I talk about a woman we cannot interview or offer a coffee to. She was well educated, fashionably dressed, she could inherit her father’s wealth and played the same role as her partner in their society. I talk about her because, after all, she resembles us.
Gossiping was very popular also in the ancient age, especially if the topic were the habits of the Etruscan women. According to reliable sources, they were beautiful ladies with a passion for amusement and hedonism. It was in the first decades of 300 BC that the maledicentissimus Greek historian, Theopompus, tells of dissolute women who used to get drunk and show their bodies naked in front of men “without blushing”, as Livy reports with sentimental details.
They had an important role in society and were not locked up in the gynaeceum like their contemporaries in Greece nor did they fear the intrusive practice of the ius osculi the Latin uxores had to undergo to verify whether they were drunk or not. In this lost civilization, influenced by an erudite East World, there were women who could confer matronymics on their children, who took part in chariot races with their husbands and who were in charge of entire family clans: they were wives, mothers and grandmothers celebrated as lively and fertile creatures.

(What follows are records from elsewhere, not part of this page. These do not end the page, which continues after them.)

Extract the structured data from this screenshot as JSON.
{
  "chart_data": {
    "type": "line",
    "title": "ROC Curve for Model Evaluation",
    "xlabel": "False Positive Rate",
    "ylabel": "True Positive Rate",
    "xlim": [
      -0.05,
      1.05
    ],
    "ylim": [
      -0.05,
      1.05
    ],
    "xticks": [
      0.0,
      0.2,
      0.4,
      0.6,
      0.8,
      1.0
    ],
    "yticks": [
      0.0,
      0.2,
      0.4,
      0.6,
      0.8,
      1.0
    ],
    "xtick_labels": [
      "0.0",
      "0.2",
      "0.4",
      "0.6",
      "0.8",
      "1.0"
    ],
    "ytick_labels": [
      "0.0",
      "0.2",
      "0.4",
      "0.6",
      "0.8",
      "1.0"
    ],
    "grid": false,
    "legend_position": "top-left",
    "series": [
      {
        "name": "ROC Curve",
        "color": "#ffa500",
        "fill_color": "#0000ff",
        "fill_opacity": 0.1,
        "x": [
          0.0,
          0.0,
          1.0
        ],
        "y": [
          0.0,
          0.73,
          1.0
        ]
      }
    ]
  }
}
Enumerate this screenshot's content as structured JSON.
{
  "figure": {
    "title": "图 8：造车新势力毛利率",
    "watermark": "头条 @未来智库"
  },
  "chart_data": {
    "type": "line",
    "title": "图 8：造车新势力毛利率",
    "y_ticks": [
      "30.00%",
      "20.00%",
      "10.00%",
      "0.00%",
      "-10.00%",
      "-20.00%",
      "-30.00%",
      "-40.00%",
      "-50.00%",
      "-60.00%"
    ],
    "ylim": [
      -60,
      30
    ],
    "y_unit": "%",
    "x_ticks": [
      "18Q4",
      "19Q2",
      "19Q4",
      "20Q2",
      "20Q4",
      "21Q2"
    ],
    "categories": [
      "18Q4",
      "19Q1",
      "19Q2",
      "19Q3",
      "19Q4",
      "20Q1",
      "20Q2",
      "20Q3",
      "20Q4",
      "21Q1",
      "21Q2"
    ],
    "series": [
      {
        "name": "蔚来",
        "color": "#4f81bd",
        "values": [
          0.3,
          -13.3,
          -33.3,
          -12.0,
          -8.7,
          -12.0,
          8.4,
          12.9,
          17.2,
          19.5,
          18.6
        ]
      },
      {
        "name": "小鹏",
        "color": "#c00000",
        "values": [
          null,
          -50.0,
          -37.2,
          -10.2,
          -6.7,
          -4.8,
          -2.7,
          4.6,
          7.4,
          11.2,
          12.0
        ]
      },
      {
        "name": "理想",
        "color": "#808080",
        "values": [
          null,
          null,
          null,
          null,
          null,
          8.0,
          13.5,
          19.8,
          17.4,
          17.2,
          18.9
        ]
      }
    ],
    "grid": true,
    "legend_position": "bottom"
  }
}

The beauty of our ancestors is perceptible in the green sinuosity of Etruria, in the vines that cover our landscape beloved all over the world. The Etruscan women tipsy echo is felt in the abundance of vines and in the wheat flooded by the summer sunshine.
If on one hand scholars consider the freedom of manners of Etruscan women unacceptable and sometimes overestimated, on the other we know they were emancipated figures. This makes us feel proud of our pre-Italic past. Their names and dedicatory formulas were engraved on feminine objects belonging to their trousseau, including the spools, witness of the art of weaving and processing natural fibres, such as wool and linen.
In all likelihood, the saying according to which alongside a great man there is always a great woman was born to paraphrase Livy (I, 34.9), who narrates the story of the priestess Tanaquil. As Etruscans were used to do, she revealed a premonition to his husband Lucumone and encouraged him to leave their city and go to Rome. Once there, he succeeded in becoming king and changed his name into Tarquinius Priscus, the fifth king of Rome.
The divinatory power of Tanaquil makes her the embodiment of the sacredness of family and daily life. Among the archaeologists who study these women today there is who finds passion in “smelling history” and who has scientifically proven that the women of ancient Italy used to enhance their charm through the use of essences, contained in beautiful examples of alembics found in necropolar areas:
The archaic Etruscan tombs have returned dozens of aryballoi and proto-Corinthian and Corinthian alabasters. The affection for this type of product was such that this ceramic was marketed and distributed throughout the Mediterranean. This handcrafting activity achieved also best results in the production of unguents
says Paola di Silvio.
The question that arises is: what smell did the perfume trail of Etruscan women have? Flowers and simplicity, I dare to say. Among their favourite perfumes there was lily; we know, thanks Naturalis Historia by Pliny the Elder, that Corinth was renowned for this perfume. Theophrastus informs us that this scent was obtained through a five-year drying of the Iris rhizome, which was left to maceration at a low temperature in oil. Lily is a flower that grows abundantly in Tuscany and that is traditionally cultivated there: the stylized iris florentina is the symbol of Florence and the emblem of an ancient civilization, whose grace and power were also represented by the Marzocco, another icon of the Florentine power.
The portrait of the Etruscan woman is not only the narration of a fascinating universe, but a story of an elegant and casual woman, holder of the sacredness of the family clan and materialist in a refined way. This is a story enriched through the molecular analysis of a remote past and the archaeology of the evanescent.